Archive Tapes

Bradley W. Fisher brad at bradf.UUCP
Sat May 5 16:25:28 AEST 1990


In article <29490 at cup.portal.com>, Dante_A_Nicolello at cup.portal.com writes:
> I am having two problems with an Archive 60 meg Fastape.
> My setup:
>         25mhz 80386 w/cache
>         isc/386/ix 2.02
>         Adaptec SCSI adapter w/ scsi HD
> 
> Problem one:
>         Tape does not stream. It runs for about 3 seconds, stops.
> Then the HD reads more data, then the tapes rewinds a little and
> goes another 3 seconds and this repeats. This makes backing up take
> a long time. I have tried both tar and cpio. I noticed that if I
> make the buffer size in cpio 51200, it seems to write more data at
> a time. 
 
After playing around with some commercial backup packages lately, I 
have noticed and tried to solve this same puzzle myself. In fact I had 
made a post to the net about a month ago asking why it was that SCO XENIX
tape drivers were able to backup to tape so much faster than 386ix,Altos,
NCR, etc. Unfortunately, no one responded.

My own conclusions are basically what you were told ...

> Interactive tech support just told me to adjust the buffer size.

... things do revolve around the buffer size. As I understand it, this is 
the amount of data transferred from origin to ram before it is transferred
to the final destination. Also, as I understand it, this has been declared
by AT&T source license code to be 10k (or 20 - 512 byte blocks,hence the
usual blocking factor of 20) for tar. This was probably quite adequate for 
older start/stop reel and cartridge systems.

Various companies that have licensed the source to *NIX either have or have
not addressed this problem, and hacked the source for tar to increase the 
buffer size. It seems Interactive falls into the latter category. However,
SCO falls into the former ... their "blocking factor" of 20 *I beleive* is
really a multiple of ten ... and about 100k is being tranferred at a time.
With less stops for transfer of data this results in an overall rate increase.

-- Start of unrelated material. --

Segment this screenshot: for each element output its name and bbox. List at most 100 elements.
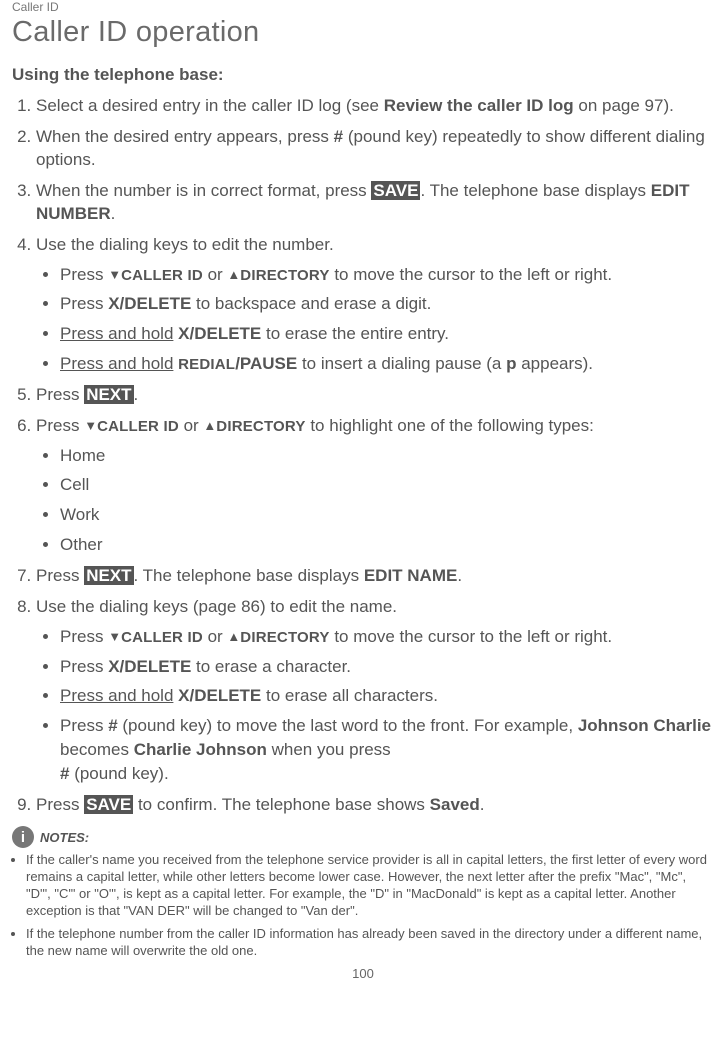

> The question is, can it read from the disk and write to
> the tape concurrently?

Now for the clincher ... how do you keep it streaming? Well, going out to
tape(the slowest device in the picture) you would ideally fill one ram buffer
area with data from the disk and feed it to another ram buffer area (are we
talking pipes here?) that is in control of feeding the tape drive. I think 
from what I've read, that to be able to do this involves the use of "shared
memory", and in brief I've also been told "you can't do that with the Intel
achitecure". But I'm rapidly stepping out of bounds on my knowledge 
of how all this works ... perhaps a someone with a greater understanding 
of the "internals" could step in now and give us all a clearer picture.

> Problem two:
>         When the tape reaches the end of the cartridge, not the end of the
> current track, unix produces a "write() error" instead of prompting
> me to switch tapes.

In tar you'll need to use the "k" option to tell it the size of the media
you're using ... eg. tar cvbfk 20 /dev/rct0 60000 for a 60 mb tape under
SCO XENIX.

I'm just a wanna be UNIX guru (IJWBUG)               | Micro Maintenance, Inc.